Sven Köppel · d2bb3d8a
--- a/Convergence-Studies.md
+++ b/Convergence-Studies.md
 # ExaHyPE Convergence Studies framework

-At [Misc/ConvergenceAnalysis](https://gitlab.lrz.de/exahype/ExaHyPE-Engine/tree/master/Miscellaneous/ConvergenceAnalysis) we do have some Python code to manage convergence studies. This wiki page shall document how to use this.
+At [Misc/ConvergenceAnalysis](https://gitlab.lrz.de/exahype/ExaHyPE-Engine/tree/master/Miscellaneous/ConvergenceAnalysis) we do have some Python code to manage convergence studies. This wiki page shall document how to use this. It's helpful to read it before starting to use the scripts, just to get an idea of the overall setup.

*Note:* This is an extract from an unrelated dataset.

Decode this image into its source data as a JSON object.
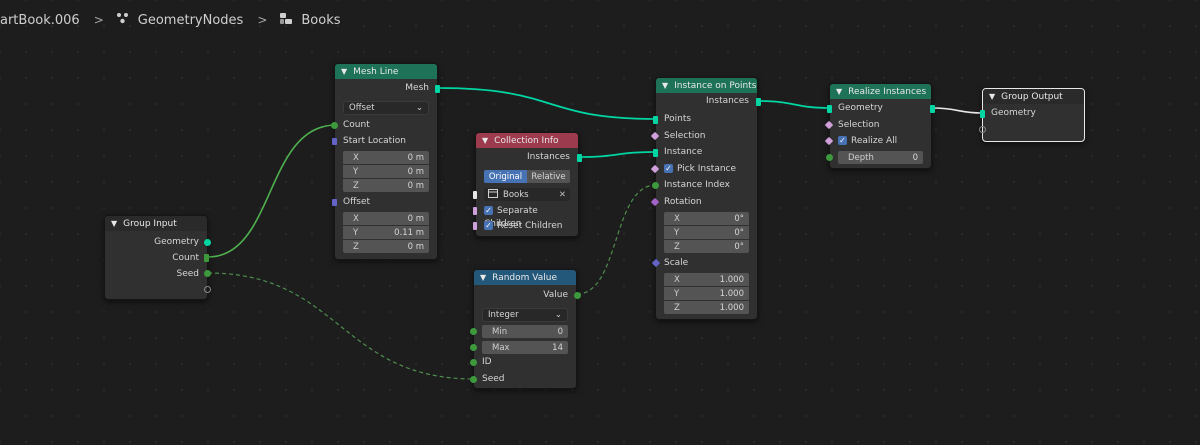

 ##  Overview about the simulation starter script (Python)

@@ -32,6 +32,8 @@ optional arguments:

 This allows you to start (or submit, if you use a queing system inbetween) a number of different ExaHyPE simulations in parallel. It will also do the simulation directory setup for you by making use of an intermediate _runner_ script which is [RunScripts/runTemplatedSpecfile.sh](https://gitlab.lrz.de/exahype/ExaHyPE-Engine/blob/master/Miscellaneous/RunScripts/runTemplatedSpecfile.sh). This shell script does the specfile templating and calls the binary.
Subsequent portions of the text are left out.